Vicki Freeman and Marc Meyer, the owners of Cookshop and Five Points, have taken over the space with plans to completely gut the kitchen, redo the dining room, put in a raw bar, and reopen by January as — guess what? — a nice French restaurant called Provence.
New Orleans, New York: They both start with the word "new." But recently, there seems to an even greater affinity between the cities. Earlier this week, we mentioned the (now booked) Southern Foodways Alliance party happening Thursday night at 5 Ninth, where N.O. chefs will team up with our own Zak Pelaccio for a free-that's-right-free culinary blowout. Last night, meanwhile, Brooklyn welcomed a new Louisiana-themed restaurant, NoNO Kitchen, to Park Slope. Greg Tatis, a veteran of Paul Prudhomme's kitchen, opened the place just blocks down from the N.O.-themed Two Boots on Seventh Avenue — close enough for the untethered tots that crowd the latter to wander on down and check out former before their parents even look up from their bloody Marys. But we digress. NoNo will serve a limited menu until Monday, when they roll out the gumbo, jambalaya, étouffée, and other bayou standards.
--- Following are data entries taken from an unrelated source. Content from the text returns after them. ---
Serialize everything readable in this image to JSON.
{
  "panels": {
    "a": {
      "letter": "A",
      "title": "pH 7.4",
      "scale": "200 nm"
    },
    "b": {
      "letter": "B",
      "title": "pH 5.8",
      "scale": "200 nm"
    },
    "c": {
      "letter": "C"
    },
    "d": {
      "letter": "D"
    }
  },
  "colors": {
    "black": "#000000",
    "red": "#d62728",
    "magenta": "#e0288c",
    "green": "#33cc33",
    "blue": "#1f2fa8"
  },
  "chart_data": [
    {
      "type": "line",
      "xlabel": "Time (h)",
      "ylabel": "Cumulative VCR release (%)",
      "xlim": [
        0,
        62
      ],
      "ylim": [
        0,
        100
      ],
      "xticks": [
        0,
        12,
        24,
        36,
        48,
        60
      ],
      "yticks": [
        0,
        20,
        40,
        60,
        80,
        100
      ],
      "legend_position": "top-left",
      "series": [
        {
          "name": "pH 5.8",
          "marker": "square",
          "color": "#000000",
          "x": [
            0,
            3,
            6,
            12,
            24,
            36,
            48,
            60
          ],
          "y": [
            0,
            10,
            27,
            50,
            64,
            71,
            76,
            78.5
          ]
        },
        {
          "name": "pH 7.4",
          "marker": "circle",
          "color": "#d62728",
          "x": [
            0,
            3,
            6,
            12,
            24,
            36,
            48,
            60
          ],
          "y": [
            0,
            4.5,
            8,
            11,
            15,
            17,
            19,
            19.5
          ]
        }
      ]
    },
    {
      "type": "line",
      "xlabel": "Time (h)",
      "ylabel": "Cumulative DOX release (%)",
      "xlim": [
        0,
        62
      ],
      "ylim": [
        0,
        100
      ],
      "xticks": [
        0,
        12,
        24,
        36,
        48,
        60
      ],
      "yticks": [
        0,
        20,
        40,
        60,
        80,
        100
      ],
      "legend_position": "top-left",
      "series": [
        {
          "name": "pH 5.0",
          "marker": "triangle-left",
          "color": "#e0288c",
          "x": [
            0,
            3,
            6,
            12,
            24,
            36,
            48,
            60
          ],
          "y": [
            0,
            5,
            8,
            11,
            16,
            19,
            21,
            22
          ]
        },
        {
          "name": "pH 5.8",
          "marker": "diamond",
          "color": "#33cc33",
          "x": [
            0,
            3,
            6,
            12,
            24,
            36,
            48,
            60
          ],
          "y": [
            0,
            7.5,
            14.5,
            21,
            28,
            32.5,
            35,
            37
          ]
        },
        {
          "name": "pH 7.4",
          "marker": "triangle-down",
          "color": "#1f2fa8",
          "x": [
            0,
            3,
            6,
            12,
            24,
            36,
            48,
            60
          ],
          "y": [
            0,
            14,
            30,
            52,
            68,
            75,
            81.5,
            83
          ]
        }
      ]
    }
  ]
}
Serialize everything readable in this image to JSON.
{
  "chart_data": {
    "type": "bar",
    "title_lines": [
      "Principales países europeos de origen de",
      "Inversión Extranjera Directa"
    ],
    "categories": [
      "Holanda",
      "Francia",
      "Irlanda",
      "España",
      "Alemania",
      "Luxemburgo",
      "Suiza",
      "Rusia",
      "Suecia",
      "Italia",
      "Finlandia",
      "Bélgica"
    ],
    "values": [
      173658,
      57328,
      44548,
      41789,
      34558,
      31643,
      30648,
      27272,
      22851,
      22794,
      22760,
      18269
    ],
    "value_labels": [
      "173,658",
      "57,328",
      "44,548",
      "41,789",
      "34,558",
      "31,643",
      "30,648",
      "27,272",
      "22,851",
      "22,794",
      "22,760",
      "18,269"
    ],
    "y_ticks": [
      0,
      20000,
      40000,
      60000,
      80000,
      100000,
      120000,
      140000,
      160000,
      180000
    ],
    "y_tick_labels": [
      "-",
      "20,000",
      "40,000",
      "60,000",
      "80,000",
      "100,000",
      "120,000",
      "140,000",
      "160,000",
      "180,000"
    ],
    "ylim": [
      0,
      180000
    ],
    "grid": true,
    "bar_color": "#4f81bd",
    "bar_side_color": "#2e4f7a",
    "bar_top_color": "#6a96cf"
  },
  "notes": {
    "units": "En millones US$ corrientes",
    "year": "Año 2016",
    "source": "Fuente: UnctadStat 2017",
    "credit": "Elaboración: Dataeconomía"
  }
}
NoNO Kitchen, 293 Seventh Ave., nr. 7th St.; 718-369-8348
When we heard that Periyali, the much-admired Flatiron Greek restaurant, was closing for a six-week renovation, we wondered if the food would be changing too. After all, the restaurant may have been the final word in high Greek cooking back in the Clinton era, but a wave of superb Greek restaurants including Thalassa, Estiatorio Milos, Molyvos, Onera, and Dona have opened in the intervening years. Would Periyali risk tarnishing their superb menu to adjust? The place reopened this week with new mirrors, a marble bar, and a big mural of Greece, all apparently in hopes of acquiring a younger, hipper crowd. But happily, Periyali is still serving the same very fine, if familiar, moussaka, grilled salmon, grilled lamb chops, and other classics foods which, as Rob and Robin point out, "can still surprise and beguile with their cultivated polish," even if the restaurant lacks the up-to-the-minute sex appeal of some of the newer places. We honor Jim Botsacos's head-on prawns with hot pepper at Molyvos and Michael Psilakis's sheep's-milk dumplings with spicy lamb sausage and dandelion greens at Onera. But for a simple rabbit stew, we'll first visit Periyali — no matter what the bar is made of.
It's been rough for Queens barbecue enthusiasts. Since "English Bob" Pearson's last outpost went under last year, there haven't been any smoked meats worth eating there. But that changed this week, thanks to "Big Lou" Elrose, a six-foot-four former police officer who made his bones assisting Daisy May's chef Adam Perry Lang in barbecue competition. Elrose has just launched Big Lou's Breakfast and BBQ, a lunch wagon in Ozone Park open weekdays from 6 a.m. to 2:30 p.m. On the circuit, Big Lou is known for prepping egg-and-bacon breakfasts for everyone. But his barbecue is the real draw here: pulled pork, chopped brisket, and pulled chicken, all slow-smoked over mild fruitwoods like apple and cherry, and served, with his original sauce, on soft but substantial Portuguese rolls from nearby Rosa Bakery. Add in a dollop of his homemade coleslaw and you have a sandwich worth driving to Ozone Park for.
Big Lou's Breakfast and BBQ, Rockaway Blvd. at 105th St.
Not that we remember ever eating there who does? but New York has never seemed the same without the Russian Tea Room, which closed in 2002. (A lone dividend: Former RTR chef Muhammed Rahman went on to launch his famous midtown lunch cart, Kwik Meal.) Now, however, Restaurant Girl reports that the Tea Room will reopen in late October or early November. They're taking on former Biltmore Room chef Gary Robins but losing the chandeliers. The new Russian Tea Room will be a lot like the old one, in spirit anyway, with 40 vodkas (some making their New York debut) and four sommeliers. Now if only they could get Rahman back!